Brown favors transit upgrades, stricter crime punishment

Rocky Thompson

As an assistant manager and bartender at Tracey’s Saloon in the Seward neighborhood, independent mayoral candidate Gregory A. Brown said he has seen firsthand how Minneapolis has neglected elderly and handicapped people.

Prior to working at Tracey’s, Brown drove a cab for eight years and witnessed the difficulty elderly people face when trying to get from here to there. If elected, the 46-year-old said he would make it a priority to install a better service that would make it easier for the elderly to get around.

Regan McCormack, a wait-staff coordinator who works with Brown, said she has watched Brown for the past four and a half years do everything in his power to accommodate people who are handicapped.

“It might not seem like a big deal to rearrange tables to accommodate some of our special needs customers, but that’s just an example of the way Gregory goes out of his way to help these people daily,” McCormack said.

Rodney Johari, a Republican candidate for mayor, said he agrees with Brown that transportation for elderly people is an issue in the election.

“I spoke with a man who has to arrange his rides with Metro Mobility three days in advance,” Johari said.

In addition to transportation, Brown said he sees crime and housing costs as important city issues.

Brown said he thinks there are too many plea bargains and that many people do not have to pay for their crimes.

“Specifically, for crimes against the elderly, mentally handicapped and children, there should be no plea bargains,” he said.

Brown said if elected he would not tolerate these crimes and feels that stricter punishment would lead to a reduction in crime.

Brown said revamping vacant buildings and buildings with boarded windows – coupled with building more multi-unit properties around the city – could help to alleviate some of the unaffordable-housing burden.

Will Janecek, a local entrepreneur and landlord, said he agrees.

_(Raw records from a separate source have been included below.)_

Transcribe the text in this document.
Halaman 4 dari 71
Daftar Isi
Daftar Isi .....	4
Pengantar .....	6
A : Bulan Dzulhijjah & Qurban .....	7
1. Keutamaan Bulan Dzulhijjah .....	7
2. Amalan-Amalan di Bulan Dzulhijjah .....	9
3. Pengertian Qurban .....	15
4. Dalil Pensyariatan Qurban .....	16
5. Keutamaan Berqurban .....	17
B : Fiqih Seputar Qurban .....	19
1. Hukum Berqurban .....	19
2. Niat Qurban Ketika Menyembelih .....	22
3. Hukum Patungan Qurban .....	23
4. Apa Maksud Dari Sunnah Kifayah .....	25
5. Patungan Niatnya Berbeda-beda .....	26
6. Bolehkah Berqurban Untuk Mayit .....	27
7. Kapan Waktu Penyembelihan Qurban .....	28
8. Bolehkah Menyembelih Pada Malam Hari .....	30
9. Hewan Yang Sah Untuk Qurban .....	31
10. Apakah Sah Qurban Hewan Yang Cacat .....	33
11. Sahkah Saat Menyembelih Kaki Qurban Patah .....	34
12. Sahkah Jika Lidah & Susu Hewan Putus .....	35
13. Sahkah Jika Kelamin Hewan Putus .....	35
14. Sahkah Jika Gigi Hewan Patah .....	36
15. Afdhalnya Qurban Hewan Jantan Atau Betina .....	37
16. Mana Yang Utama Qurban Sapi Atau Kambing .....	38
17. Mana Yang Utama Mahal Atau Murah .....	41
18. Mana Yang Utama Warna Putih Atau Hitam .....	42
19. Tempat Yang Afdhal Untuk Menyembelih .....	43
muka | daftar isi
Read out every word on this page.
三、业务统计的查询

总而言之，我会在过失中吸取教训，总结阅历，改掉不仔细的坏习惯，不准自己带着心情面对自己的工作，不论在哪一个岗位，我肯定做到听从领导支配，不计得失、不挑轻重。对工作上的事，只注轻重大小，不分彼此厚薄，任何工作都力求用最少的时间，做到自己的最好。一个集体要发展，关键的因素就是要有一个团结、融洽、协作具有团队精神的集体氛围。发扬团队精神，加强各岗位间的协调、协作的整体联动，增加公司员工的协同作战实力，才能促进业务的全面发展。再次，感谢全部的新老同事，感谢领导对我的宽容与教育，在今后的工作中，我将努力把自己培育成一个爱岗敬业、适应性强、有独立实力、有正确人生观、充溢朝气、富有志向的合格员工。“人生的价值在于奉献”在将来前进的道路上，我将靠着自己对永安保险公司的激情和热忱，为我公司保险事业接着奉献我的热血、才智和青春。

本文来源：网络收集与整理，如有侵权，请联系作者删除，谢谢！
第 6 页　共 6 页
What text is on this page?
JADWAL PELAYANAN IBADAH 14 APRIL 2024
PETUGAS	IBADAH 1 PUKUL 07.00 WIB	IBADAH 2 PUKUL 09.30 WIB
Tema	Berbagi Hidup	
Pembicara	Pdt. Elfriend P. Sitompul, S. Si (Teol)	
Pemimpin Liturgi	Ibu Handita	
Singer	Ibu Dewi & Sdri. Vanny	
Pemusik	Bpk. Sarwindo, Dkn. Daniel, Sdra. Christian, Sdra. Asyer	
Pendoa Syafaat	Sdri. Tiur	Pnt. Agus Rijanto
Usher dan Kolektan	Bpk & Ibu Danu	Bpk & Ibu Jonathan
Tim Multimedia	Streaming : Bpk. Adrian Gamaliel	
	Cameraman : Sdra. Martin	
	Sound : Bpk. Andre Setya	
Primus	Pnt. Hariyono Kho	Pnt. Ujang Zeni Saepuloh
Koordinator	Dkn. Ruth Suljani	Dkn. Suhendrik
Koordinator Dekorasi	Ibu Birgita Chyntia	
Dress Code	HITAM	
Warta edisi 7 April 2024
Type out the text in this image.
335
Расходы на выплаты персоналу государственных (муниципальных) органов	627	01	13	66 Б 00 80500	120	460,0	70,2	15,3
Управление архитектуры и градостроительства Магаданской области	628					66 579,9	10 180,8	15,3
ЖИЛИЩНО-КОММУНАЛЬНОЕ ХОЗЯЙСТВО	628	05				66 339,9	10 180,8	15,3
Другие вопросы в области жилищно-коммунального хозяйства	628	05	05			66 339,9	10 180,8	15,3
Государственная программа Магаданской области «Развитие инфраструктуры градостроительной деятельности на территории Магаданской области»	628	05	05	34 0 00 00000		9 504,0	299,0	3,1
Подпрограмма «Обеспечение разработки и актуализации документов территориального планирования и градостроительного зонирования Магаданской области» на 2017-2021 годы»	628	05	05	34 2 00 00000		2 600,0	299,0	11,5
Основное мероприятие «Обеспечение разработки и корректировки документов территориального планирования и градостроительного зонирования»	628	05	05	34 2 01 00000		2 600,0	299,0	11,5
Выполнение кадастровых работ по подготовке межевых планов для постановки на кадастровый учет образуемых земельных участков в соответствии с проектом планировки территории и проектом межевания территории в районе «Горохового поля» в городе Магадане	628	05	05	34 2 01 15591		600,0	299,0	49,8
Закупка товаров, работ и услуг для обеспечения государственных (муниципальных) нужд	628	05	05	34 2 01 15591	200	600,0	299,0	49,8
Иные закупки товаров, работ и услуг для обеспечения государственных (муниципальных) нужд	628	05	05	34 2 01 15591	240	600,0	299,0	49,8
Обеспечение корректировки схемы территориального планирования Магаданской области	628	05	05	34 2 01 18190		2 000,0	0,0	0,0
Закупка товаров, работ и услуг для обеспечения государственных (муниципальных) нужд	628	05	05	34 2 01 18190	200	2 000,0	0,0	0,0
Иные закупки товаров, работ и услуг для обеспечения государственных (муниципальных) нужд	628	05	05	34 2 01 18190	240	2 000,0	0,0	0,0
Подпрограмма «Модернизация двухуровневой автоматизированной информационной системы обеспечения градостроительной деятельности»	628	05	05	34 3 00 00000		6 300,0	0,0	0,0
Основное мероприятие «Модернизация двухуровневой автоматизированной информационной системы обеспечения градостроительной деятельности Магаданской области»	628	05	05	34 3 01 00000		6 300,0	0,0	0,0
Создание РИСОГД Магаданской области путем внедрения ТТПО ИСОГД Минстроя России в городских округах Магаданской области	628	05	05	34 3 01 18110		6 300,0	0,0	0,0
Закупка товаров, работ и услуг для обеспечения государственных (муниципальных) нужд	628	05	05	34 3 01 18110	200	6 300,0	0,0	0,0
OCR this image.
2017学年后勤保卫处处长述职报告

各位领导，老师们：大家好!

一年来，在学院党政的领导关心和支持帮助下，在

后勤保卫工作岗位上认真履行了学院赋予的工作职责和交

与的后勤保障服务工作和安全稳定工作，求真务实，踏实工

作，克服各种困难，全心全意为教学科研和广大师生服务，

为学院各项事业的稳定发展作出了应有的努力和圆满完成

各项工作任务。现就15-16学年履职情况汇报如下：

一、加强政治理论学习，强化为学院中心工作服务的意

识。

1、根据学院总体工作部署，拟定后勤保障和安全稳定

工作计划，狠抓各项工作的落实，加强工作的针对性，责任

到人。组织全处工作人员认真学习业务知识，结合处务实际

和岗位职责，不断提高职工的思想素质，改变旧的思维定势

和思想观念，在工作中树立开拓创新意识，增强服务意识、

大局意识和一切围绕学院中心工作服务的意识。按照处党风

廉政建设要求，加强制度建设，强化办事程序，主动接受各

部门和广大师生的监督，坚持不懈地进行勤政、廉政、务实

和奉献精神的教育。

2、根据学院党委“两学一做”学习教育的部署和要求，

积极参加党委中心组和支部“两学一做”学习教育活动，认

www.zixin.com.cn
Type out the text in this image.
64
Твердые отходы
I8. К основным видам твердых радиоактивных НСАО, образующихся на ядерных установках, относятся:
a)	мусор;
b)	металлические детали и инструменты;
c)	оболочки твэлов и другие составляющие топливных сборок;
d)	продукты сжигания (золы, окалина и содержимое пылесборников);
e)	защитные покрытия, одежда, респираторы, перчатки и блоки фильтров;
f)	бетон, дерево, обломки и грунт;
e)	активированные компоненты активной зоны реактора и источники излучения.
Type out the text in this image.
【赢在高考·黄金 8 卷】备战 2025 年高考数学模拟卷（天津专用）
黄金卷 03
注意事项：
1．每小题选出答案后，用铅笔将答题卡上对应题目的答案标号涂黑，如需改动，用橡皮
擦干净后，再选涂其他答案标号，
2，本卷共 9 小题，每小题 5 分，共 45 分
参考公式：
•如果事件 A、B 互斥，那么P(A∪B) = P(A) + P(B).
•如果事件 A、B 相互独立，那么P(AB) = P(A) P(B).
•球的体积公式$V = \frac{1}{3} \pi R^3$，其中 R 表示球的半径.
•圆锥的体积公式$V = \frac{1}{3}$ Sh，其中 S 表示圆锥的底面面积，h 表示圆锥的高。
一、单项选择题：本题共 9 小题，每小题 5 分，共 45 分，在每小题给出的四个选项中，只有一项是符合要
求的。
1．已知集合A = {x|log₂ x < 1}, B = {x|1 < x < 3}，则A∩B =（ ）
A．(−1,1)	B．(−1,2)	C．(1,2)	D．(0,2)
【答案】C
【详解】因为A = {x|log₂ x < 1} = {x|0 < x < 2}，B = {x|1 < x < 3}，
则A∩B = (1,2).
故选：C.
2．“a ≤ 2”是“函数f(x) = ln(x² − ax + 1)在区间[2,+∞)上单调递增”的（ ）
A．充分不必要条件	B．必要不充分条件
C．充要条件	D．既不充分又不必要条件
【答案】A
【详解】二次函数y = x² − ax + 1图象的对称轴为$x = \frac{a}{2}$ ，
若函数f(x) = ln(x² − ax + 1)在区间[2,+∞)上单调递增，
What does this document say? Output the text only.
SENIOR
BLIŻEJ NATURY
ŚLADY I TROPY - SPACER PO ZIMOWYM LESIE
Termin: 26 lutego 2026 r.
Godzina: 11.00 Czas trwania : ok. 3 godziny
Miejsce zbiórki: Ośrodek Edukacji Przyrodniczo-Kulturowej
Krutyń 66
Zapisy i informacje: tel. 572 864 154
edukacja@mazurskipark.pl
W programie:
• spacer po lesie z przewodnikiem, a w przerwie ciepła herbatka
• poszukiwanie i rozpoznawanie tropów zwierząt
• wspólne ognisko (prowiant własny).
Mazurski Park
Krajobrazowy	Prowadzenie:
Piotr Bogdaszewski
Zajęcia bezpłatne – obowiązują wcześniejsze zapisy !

“The city needs more high-density, high-rise buildings, and they need to be able to sell the units inexpensively,” he said.

Janecek also said he feels housing is the most important issue in the mayoral race and that the issue will be most influential on how he votes.

Although he is not actively campaigning on the issue, Brown said he also thinks the cost of attending universities is getting too expensive: “My son goes to (the University of Minnesota-Duluth), so I know firsthand how expensive universities are.”

And although Brown said he feels the state Legislature and Gov. Jesse Ventura didn’t give enough money to higher education in the last session, the Minneapolis native said he is seeking Ventura’s endorsement.

Although Brown is not seasoned in politics, McCormack said Brown has a lot to offer the city.

“He draws on a wealth of life experience and has a fresh approach, a new set of ideas,” she said.